How does Melanie find the time to write her columns when there's so much washing and cleaning to be done?

Posted by: Bob at December 11, 2003 04:52 PM

Writing a coulmun takes little time Bob......look at all the stuff Blair does when he is suppoosed to be PM....he just delegates to Gordon

Posted by: Didact at December 11, 2003 05:58 PM

How does a smart-ass like Bob find time to troll around the blogs in order to find fodder for his scintilating wit? He must be in constant demand elsewhere.

Posted by: Frank Pulley at December 11, 2003 06:00 PM

Didact - Blair doesn't delegate a thing to anyone. Blair is the only person in the world with the answers to everything, so he has to micromanage ever single aspect of Britain, including stepping inside your home to manage your parenting and what your children eat and drink and what TV programmes they are allowed to watch.
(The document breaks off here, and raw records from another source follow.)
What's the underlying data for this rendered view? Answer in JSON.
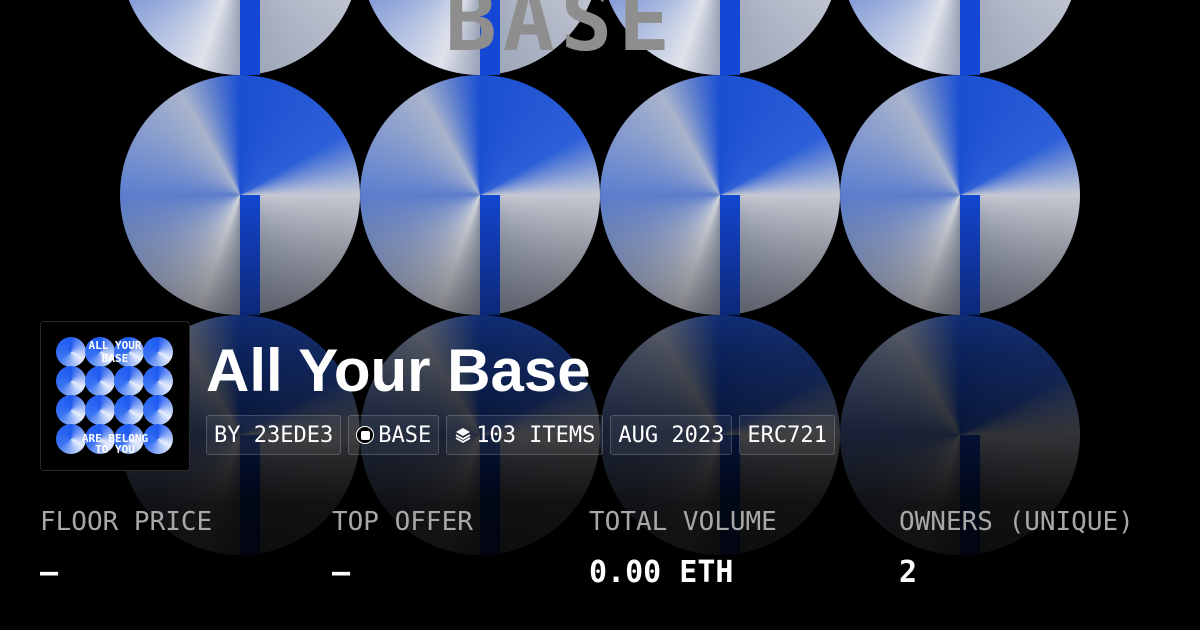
{
  "background": {
    "banner_text": "BASE"
  },
  "collection": {
    "thumbnail_text": [
      "ALL YOUR",
      "BASE",
      "ARE BELONG",
      "TO YOU"
    ],
    "title": "All Your Base",
    "tags": {
      "creator": "BY 23EDE3",
      "chain": "BASE",
      "chain_icon": "base-chain-icon",
      "items": "103 ITEMS",
      "items_icon": "layers-icon",
      "date": "AUG 2023",
      "standard": "ERC721"
    }
  },
  "stats": [
    {
      "label": "FLOOR PRICE",
      "value": "–"
    },
    {
      "label": "TOP OFFER",
      "value": "–"
    },
    {
      "label": "TOTAL VOLUME",
      "value": "0.00 ETH"
    },
    {
      "label": "OWNERS (UNIQUE)",
      "value": "2"
    }
  ],
  "colors": {
    "accent_blue": "#1447d4",
    "background": "#000000",
    "muted_text": "#a8a8a8"
  }
}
He is a truly creepy individual. Has anyone else noticed that he is looking more and more like Michael Barrymore?

Posted by: Caroline at December 12, 2003 03:49 PM

It takes a village ... to raise an idiot!

Posted by: Tarelasi at December 12, 2003 04:38 PM

What village raised Blair?

Posted by: Caroline at December 12, 2003 07:04 PM

You bet your life that Leo and Browns kid won't be left to Sure Start.

Posted by: Peter Bocking at December 13, 2003 10:58 PM

Pro-Children Policy: Family Wage

Give my husband a decent Family Wage so that women like me are not FORCED TO WORK (outside the home)!

I've got more important things to do... like be a MOTHER and raise my children properly.

Posted by: Karen at December 14, 2003 01:35 PM

No, Karen, it is not society's responsibility to "give your husband a decent wage". He is obviously being paid what he can command in the marketplace. But, being a family man, he should be able to take much more of his income home with him. What I would say is, stop imposing tax penalties on families where only one parent works. Society is better off when mothers are at home to care for their young. Gordon Brown and Tony Blair are destructive people who want to destroy the family and get everyone out working for the state. They prove time after time, by their actions, that they are out to destroy the cohesion of society.

Posted by: Caroline at December 14, 2003 02:19 PM

First of all to Caroline - well said! As to the issue of two parent families getting by on one wage - I would suggest that we only have to look to a strange 'symbiotic' relationship between feminists and extremely wealthy 'patriarchal' busisnesman for it was with the help of the 'Rockafellers' of this world that encouraged masses of women to join the workforce - thus cheapening the the cost of labour.

Posted by: Philip Lewis at December 14, 2003 08:08 PM

Actually, Didact, the quote is 'give me the boy at seven and I shall give you the man' and it relates to the Jesuits.

Posted by: mmm at December 18, 2003 10:54 AM

Mediocrity knows nothing higher than itself, but talent instantly recognizes genius.